Je l’ignore. J’ai des suppositions, mais pas plus. Les débats que mène le Premier ministre sont de véritables débats. Parmi les personnes qui y participent, certaines sont connues pour les déclarations emphatiques qu’ils font au dehors mais, en fin de compte, quand on se retrouve assis dans la pièce, ce qui compte c’est ce qu’il convient de faire pour le pays et non ce que nous avons imaginé, ce que nous avons rêvé ou ce qui émane de notre idéologie. Ce gouvernement vous surprendra.

Pensez-vous qu’il dira qu’il aspire à deux Etats pour deux peuples ?

Tout le débat auquel nous assistons aujourd’hui concernant les deux Etats pour les deux peuples a pour origine une requête lors de la campagne électorale. Kadima a réclamé du Likoud qu’il le dise, le Likoud n’a pas voulu le dire et je pense que l’on en a fait quelque chose de disproportionné. A partir du moment où le gouvernement reconnaît tous les accords précédemment conclus, cela inclut la Feuille de route. Et dans la Feuille de route, le principe de deux Etats est explicitement mentionné. On ne peut rien y faire. Et ce n’est pas une mauvaise chose. Il est vrai que, maintenant que le Hamas est au pouvoir, la Feuille de route doit être modifiée. Mais cet base demeure et c’est pourquoi j’estime que la réticence à en parler n’est pas une question de principe. Notre peuple vit dans l’Etat d’Israël. L’autre peuple, où vit-il ? dans une cage ? dans une prison ? une piscine ? Il vit dans son Etat. Je ne pense pas qu’il y ait de véritable controverse à ce sujet.

Régional

Attention, optimisme / Jacky Hougui – Maariv [Série de questions et réponses concernant l’élection présidentielle iranienne]
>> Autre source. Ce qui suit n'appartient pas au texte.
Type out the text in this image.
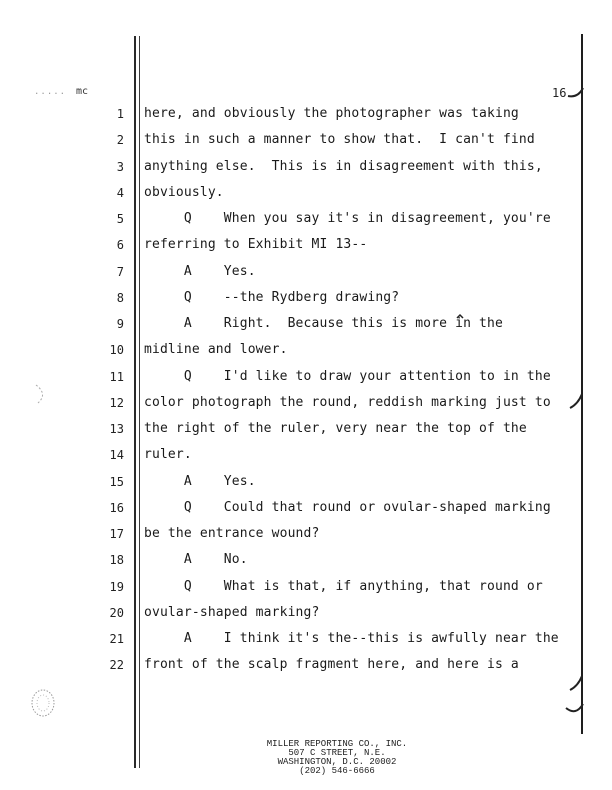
..... mc	16
1 here, and obviously the photographer was taking
2 this in such a manner to show that.  I can't find
3 anything else.  This is in disagreement with this,
4 obviously.
5 Q    When you say it's in disagreement, you're
6 referring to Exhibit MI 13--
7 A    Yes.
8 Q    --the Rydberg drawing?
9 A    Right.  Because this is more in the
10 midline and lower.
11 Q    I'd like to draw your attention to in the
12 color photograph the round, reddish marking just to
13 the right of the ruler, very near the top of the
14 ruler.
15 A    Yes.
16 Q    Could that round or ovular-shaped marking
17 be the entrance wound?
18 A    No.
19 Q    What is that, if anything, that round or
20 ovular-shaped marking?
21 A    I think it's the--this is awfully near the
22 front of the scalp fragment here, and here is a
MILLER REPORTING CO., INC.
507 C STREET, N.E.
WASHINGTON, D.C. 20002
(202) 546-6666
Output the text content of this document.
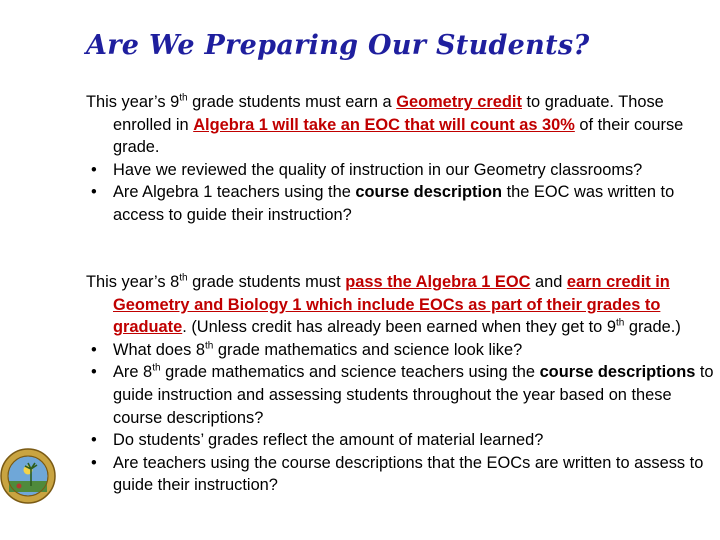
Are We Preparing Our Students?

This year’s 9th grade students must earn a Geometry credit to graduate. Those enrolled in Algebra 1 will take an EOC that will count as 30% of their course grade.

• Have we reviewed the quality of instruction in our Geometry classrooms?
• Are Algebra 1 teachers using the course description the EOC was written to access to guide their instruction?

This year’s 8th grade students must pass the Algebra 1 EOC and earn credit in Geometry and Biology 1 which include EOCs as part of their grades to graduate. (Unless credit has already been earned when they get to 9th grade.)

• What does 8th grade mathematics and science look like?
• Are 8th grade mathematics and science teachers using the course descriptions to guide instruction and assessing students throughout the year based on these course descriptions?
• Do students’ grades reflect the amount of material learned?
• Are teachers using the course descriptions that the EOCs are written to assess to guide their instruction?
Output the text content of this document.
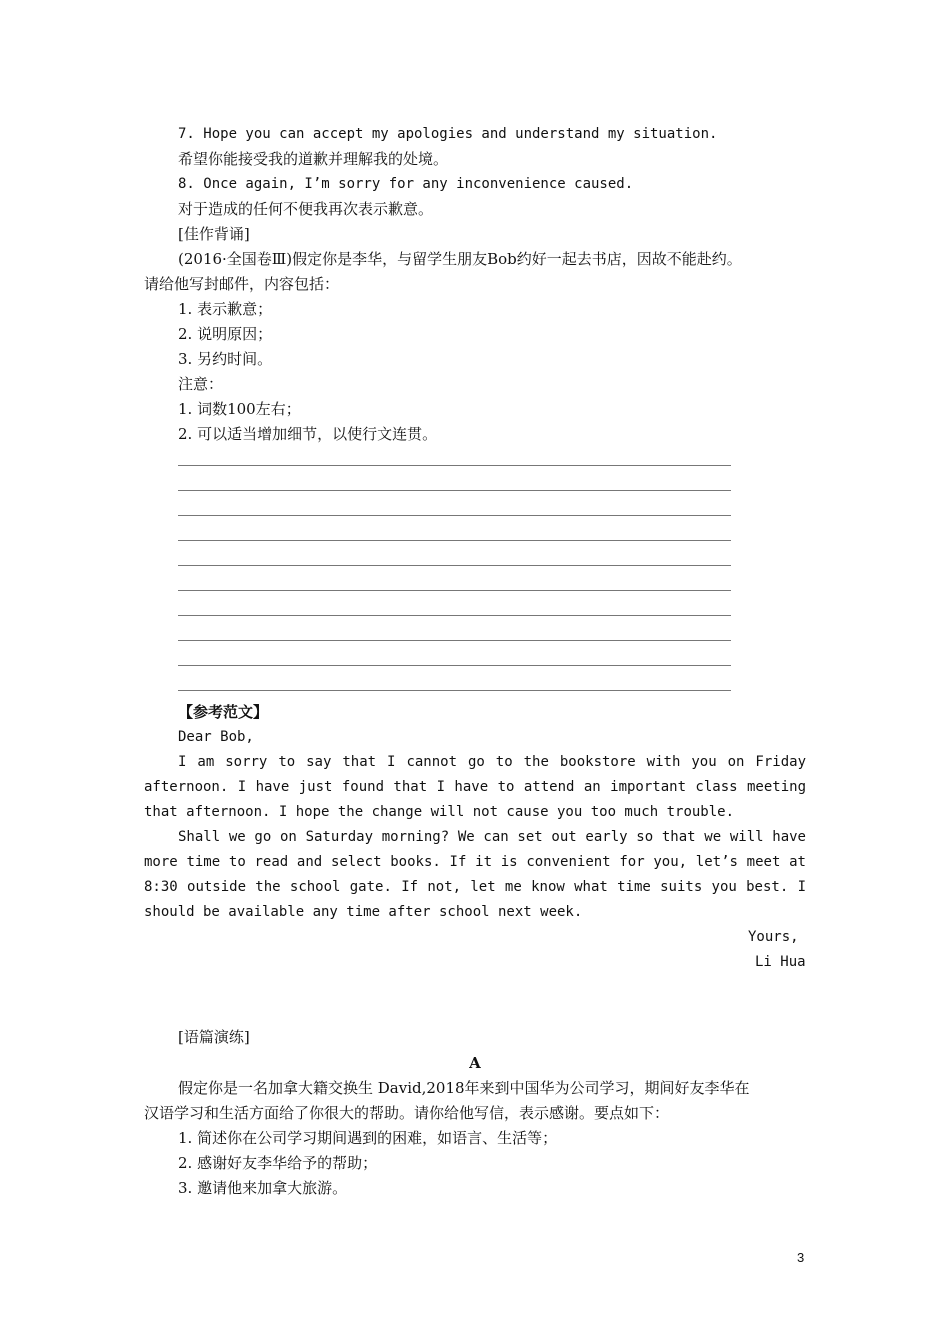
7. Hope you can accept my apologies and understand my situation.
希望你能接受我的道歉并理解我的处境。
8. Once again, I’m sorry for any inconvenience caused.
对于造成的任何不便我再次表示歉意。
[佳作背诵]
(2016·全国卷Ⅲ)假定你是李华，与留学生朋友Bob约好一起去书店，因故不能赴约。
请给他写封邮件，内容包括：
1. 表示歉意；
2. 说明原因；
3. 另约时间。
注意：
1. 词数100左右；
2. 可以适当增加细节，以使行文连贯。
【参考范文】
Dear Bob,
I am sorry to say that I cannot go to the bookstore with you on Friday
afternoon. I have just found that I have to attend an important class meeting
that afternoon. I hope the change will not cause you too much trouble.
Shall we go on Saturday morning? We can set out early so that we will have
more time to read and select books. If it is convenient for you, let’s meet at
8:30 outside the school gate. If not, let me know what time suits you best. I
should be available any time after school next week.
Yours,
Li Hua
[语篇演练]
A
假定你是一名加拿大籍交换生 David,2018年来到中国华为公司学习，期间好友李华在
汉语学习和生活方面给了你很大的帮助。请你给他写信，表示感谢。要点如下：
1. 简述你在公司学习期间遇到的困难，如语言、生活等；
2. 感谢好友李华给予的帮助；
3. 邀请他来加拿大旅游。
3
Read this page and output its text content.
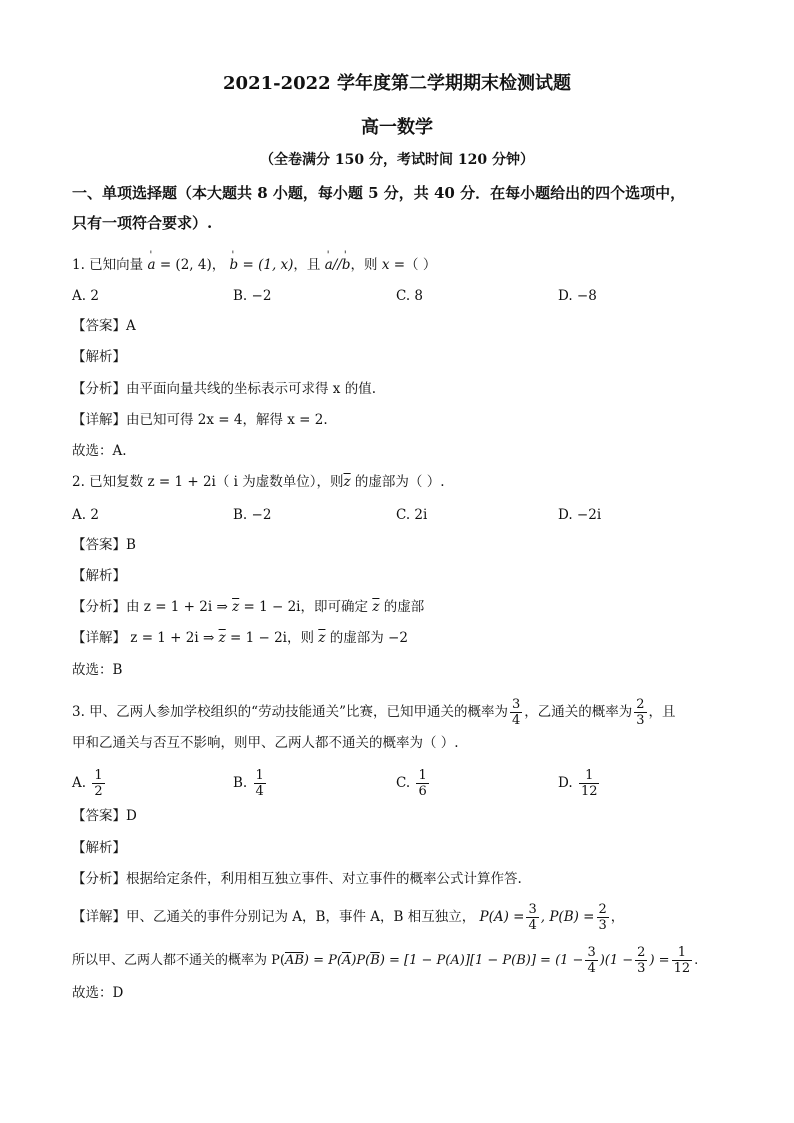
2021-2022 学年度第二学期期末检测试题
高一数学
（全卷满分 150 分，考试时间 120 分钟）
一、单项选择题（本大题共 8 小题，每小题 5 分，共 40 分．在每小题给出的四个选项中，
只有一项符合要求）.
1. 已知向量 ' a = (2, 4)， ' b = (1, x)，且 ' a//' b，则 x =（ ）
A. 2	B. −2	C. 8	D. −8
【答案】A
【解析】
【分析】由平面向量共线的坐标表示可求得 x 的值.
【详解】由已知可得 2x = 4，解得 x = 2.
故选：A.
2. 已知复数 z = 1 + 2i（ i 为虚数单位），则$\overline{z}$ 的虚部为（ ）.
A. 2	B. −2	C. 2i	D. −2i
【答案】B
【解析】
【分析】由 z = 1 + 2i ⇒ $\overline{z} = 1 - 2i$，即可确定 $\overline{z}$ 的虚部
【详解】 z = 1 + 2i ⇒ $\overline{z} = 1 - 2i$，则 $\overline{z}$ 的虚部为 −2
故选：B
3. 甲、乙两人参加学校组织的“劳动技能通关”比赛，已知甲通关的概率为 $\frac{3}{4}$ ，乙通关的概率为 $\frac{2}{3}$ ，且
甲和乙通关与否互不影响，则甲、乙两人都不通关的概率为（ ）.
A. $\frac{1}{2}$	B. $\frac{1}{4}$	C. $\frac{1}{6}$	D. $\frac{1}{12}$
【答案】D
【解析】
【分析】根据给定条件，利用相互独立事件、对立事件的概率公式计算作答.
【详解】甲、乙通关的事件分别记为 A，B，事件 A，B 相互独立， $P(A) = \frac{3}{4}$ , $P(B) = \frac{2}{3}$ ，
所以甲、乙两人都不通关的概率为 $P(\overline{AB}) = P(\overline{A})P(\overline{B}) = [1 - P(A)][1 - P(B)] = (1 - \frac{3}{4} )(1 - \frac{2}{3}$ ) = $\frac{1}{12}$ .
故选：D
Qui est le meilleur candidat pour Israël ? Aussi surprenant que cela puisse paraître, il n’y a pas de réponse évidente à cette question. Si Mir Hussein Moussavi l’emporte, un vent nouveau soufflera en provenance de Téhéran. Mais un président modéré risque de donner une image positive du régime et, dans le même temps, de « couvrir » les avancées du programme nucléaire. Pour de nombreux responsables israéliens, Mahmud Ahmedinejad a servi la communication israélienne, ses déclaration ayant contribué à convaincre la communauté internationale du danger que représente le régime iranien./.